I was talking to one of my 10 year old guitar students about adding some free expression to the end of another song. To in a sense, come up with his own chorus. He sat there completely stuck. I would show him examples and make up song idea after another. I told him I don't care if your song is about praising God for gummy worms just begin to let out the thoughts of your heart. I tried to tell him I was not always able to easily express the thoughts in my heart but now it is very easy. We talked about how if you want to be good at base ball you gotta play the game. You have to exercise, develop and practice using the things God has given you. 

I have to work and work to play the piano. I can do many things now that I could not do before. I will be able to do things in the future that are not even remotely possible now.  Back 3 or 4 years ago I had to decide to begin the journey to learn to play the piano. I've had to, along the way decided to stick with it even though it has taken longer and been much harder than I ever imagined.  We celebrate little victories along the way. Even on weeks when my practice time is very little as long as I don't give up and quilt I am still in motion on that journey.  Little by little, day by day I am changing and growing and one day I will arrive at my destination.   It is true of spiritual things as well. If you want to know the bible more, you begin by reading it and then you dig in and study this or that part. When I first came to Jesus, I knew nothing. I had come from a half agnostic and half occult family. I did not know the stories that every child from Sunday school knows. I did not know how to rightly divide the word and how to apply it to various situations. I did not know how to walk by faith, or how to pray. I was clueless but I began a journey with the Lord and along the way he has helped me clean up a lot of stuff, and he has taken me through great amounts of deliverance and healing in the process of becoming free in Him.  I made a decision to follow him day by day in my imperfections.
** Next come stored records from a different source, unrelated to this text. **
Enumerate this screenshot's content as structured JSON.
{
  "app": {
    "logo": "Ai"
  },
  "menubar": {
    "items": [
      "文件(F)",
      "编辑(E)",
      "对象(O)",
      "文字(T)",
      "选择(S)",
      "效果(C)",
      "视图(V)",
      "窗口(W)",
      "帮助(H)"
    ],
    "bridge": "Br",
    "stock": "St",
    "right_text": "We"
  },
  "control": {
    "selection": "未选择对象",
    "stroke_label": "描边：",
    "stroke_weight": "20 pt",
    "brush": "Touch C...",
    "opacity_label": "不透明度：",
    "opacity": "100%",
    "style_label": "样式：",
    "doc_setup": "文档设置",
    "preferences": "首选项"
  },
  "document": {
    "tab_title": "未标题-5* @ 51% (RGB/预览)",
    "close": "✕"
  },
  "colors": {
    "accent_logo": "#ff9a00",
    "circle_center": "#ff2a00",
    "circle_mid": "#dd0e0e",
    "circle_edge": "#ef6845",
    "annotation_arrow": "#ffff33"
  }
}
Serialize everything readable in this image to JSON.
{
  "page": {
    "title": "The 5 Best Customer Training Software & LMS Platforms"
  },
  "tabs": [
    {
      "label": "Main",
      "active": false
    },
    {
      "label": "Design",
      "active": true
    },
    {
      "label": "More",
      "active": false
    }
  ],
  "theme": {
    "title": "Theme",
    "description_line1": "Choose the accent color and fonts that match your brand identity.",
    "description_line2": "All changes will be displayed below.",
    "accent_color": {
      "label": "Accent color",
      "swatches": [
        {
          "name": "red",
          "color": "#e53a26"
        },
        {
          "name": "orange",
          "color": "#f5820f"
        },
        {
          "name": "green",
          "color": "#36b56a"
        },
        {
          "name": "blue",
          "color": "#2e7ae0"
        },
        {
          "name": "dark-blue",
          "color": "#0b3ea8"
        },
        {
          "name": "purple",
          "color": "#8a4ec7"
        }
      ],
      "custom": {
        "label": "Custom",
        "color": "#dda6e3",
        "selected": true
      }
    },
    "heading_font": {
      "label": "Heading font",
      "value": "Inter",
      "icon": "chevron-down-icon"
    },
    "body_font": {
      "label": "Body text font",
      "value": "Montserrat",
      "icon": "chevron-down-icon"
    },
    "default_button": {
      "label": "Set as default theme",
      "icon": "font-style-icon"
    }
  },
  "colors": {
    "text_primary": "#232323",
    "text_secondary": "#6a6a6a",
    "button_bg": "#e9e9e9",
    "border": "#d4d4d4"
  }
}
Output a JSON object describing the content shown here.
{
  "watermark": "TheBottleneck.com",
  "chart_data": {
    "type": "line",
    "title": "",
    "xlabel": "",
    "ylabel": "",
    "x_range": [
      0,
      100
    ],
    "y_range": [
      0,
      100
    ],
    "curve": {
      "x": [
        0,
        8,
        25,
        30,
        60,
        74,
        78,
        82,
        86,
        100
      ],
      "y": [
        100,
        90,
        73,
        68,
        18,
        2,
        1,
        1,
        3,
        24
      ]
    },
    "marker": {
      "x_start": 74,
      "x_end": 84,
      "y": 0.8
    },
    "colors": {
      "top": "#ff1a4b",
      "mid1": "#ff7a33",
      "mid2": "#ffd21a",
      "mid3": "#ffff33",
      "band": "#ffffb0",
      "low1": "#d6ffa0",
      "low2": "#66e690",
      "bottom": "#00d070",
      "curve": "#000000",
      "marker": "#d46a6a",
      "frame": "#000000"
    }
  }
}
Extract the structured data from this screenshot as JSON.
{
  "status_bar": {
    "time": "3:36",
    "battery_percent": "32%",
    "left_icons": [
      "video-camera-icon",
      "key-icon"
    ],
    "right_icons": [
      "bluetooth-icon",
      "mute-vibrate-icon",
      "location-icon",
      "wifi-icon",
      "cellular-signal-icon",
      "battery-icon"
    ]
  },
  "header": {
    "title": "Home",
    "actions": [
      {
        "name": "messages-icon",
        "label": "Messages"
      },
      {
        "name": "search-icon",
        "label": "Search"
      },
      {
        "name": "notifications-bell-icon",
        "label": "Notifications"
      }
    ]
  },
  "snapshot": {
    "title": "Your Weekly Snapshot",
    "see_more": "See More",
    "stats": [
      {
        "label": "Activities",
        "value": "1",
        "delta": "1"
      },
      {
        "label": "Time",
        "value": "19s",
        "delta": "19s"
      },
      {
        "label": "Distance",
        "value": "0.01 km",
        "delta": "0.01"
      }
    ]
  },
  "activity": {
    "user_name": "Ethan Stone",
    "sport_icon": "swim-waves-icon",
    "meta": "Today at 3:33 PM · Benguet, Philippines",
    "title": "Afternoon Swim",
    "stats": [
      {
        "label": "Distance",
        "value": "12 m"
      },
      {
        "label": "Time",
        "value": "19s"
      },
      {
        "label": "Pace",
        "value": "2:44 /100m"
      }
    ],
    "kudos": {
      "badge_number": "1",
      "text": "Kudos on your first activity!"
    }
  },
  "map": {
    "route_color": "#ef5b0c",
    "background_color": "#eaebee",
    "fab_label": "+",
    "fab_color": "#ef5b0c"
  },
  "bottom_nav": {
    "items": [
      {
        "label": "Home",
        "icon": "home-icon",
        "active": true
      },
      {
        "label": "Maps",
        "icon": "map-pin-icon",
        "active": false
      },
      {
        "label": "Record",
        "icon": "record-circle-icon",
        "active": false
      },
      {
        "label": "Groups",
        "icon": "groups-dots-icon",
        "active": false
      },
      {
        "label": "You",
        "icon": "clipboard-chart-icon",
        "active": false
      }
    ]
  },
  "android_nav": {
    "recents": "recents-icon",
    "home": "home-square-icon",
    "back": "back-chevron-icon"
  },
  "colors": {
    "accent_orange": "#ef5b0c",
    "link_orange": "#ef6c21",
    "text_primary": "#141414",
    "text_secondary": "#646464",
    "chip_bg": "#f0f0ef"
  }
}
I have come to realize that there is always more to work on and more to know of him. We reach milestones along the way and we can look back and remember when something that is easy to do now was once hard. We can look ahead and know that what is hard now will someday be easy.
Don't wait till you've got it all together to follow and walk with Jesus walk with him today in all of your imperfections, with all of your flaws and failures. If he has put a dream in your heart find some way to move towards it even if it seems totally impossible at this point. Keep your eyes on Jesus and he will lead you from here to there but every journey begins with a step of faith and then another and another.
Will you take the next step of faith to follow Him?
Prayer
Dear Lord, Help us to overcome our doubts, our fears, the guilt of past failures. What ever holds us back from pursuing you, help us to begin. Help us look at what we can do today and to do that with you trusting you will show us the next step when the time is right. Help us to choose today to follow you and not continue to believe the lie that we will one day get it together and then follow you. Lord we choose today to believe and follow you. Today is the day of Salvation. Today if we hear your voice or feel you nudging us help us to take that step of faith into the unknown of your plans and purposes.